I can: Netflix gives directors too much creative control. Sometimes they give final cut to get name directors to create a project for them (e.g., David Fincher, Scott Frank, David Ayer). This means they don't screen their movies for test audiences. Recruited audience previews can be a nerve-wracking experience, and most of the time just sitting in an audience with your film and listening to them during the film is enough to know if something is working or not. However, the little focus groups afterwards where a group of about a dozen people are taken aside and asked to give their opinions verbally, those can be instructive.
Netflix also doesn't have a group of seasoned producers on hand to reign in directors when they are getting too precious. That's why something like
The Pale Blue Eye was about 20 minutes too long, with a final act that petered out. Directors leave everything in now, because not only do they think every frame is a Rembrandt, but also there is no tertiary home video market where the deleted scenes will be found. So films are bloated. On a studio picture, the studio head who greenlit that film is responsible for how well it does. So if it's a bomb, that studio head might get the sack, and all of the development deals s/he inked will also be dissolved. At Netflix, it does not seem to matter if a movie does well or not, so no one's job is at stake, which results in poor quality control.
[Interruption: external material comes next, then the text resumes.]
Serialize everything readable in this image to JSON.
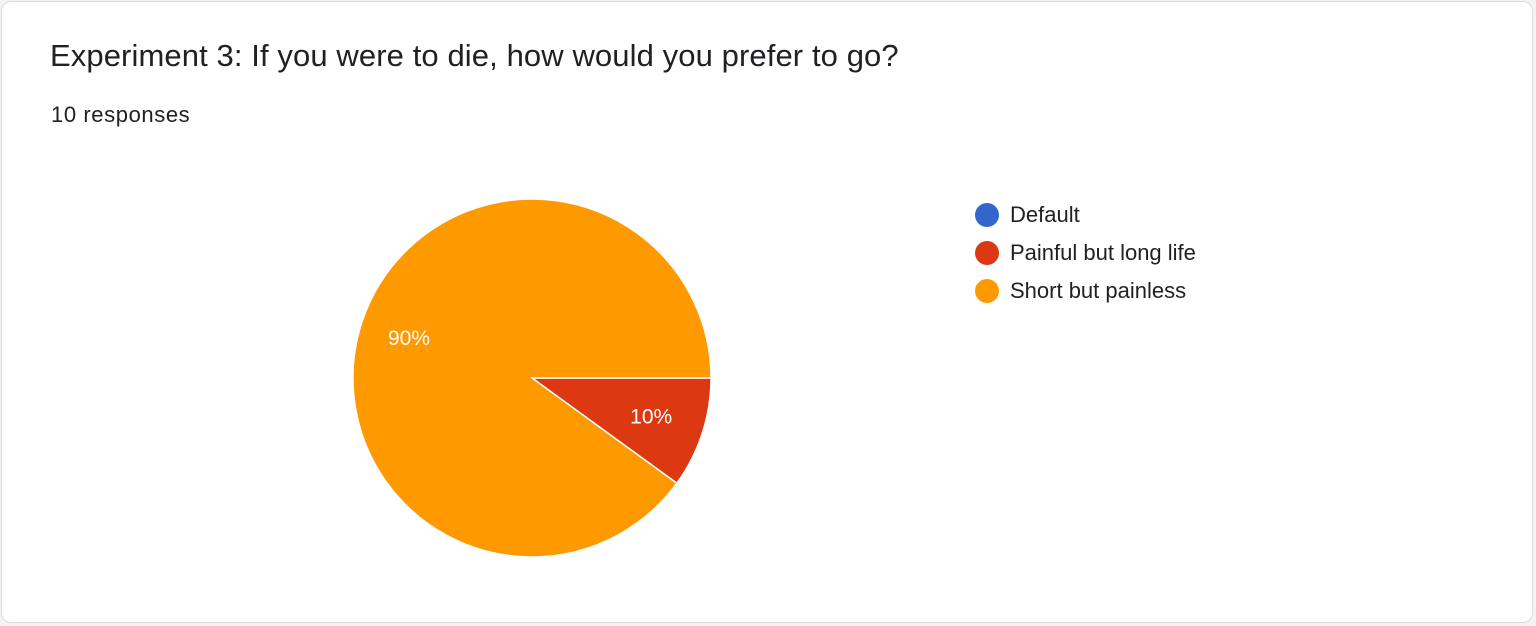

Incidentally, Netflix just released viewership numbers for 99% of their content, which you can download as a spreadsheet:
https://www.latimes.com/entertainment-arts/business/story/2023-12-12/netflix-viewership-report -- the link is at the bottom of that article, I've tried to copy it [
here] but don't know if it will work. You will be surprised at some of those numbers, at least I was.
Example: Manifest season 1 was screened for 151,400,000 hours. Manifest season 4 was screened for 262,200,000 hours and was canceled. A big "hit" like Stranger Things, season 4, was screened for 133,600,000 hours and is getting another season. Squid Game, was a phenomenon, screened for 87,200,000 hours. Very strange!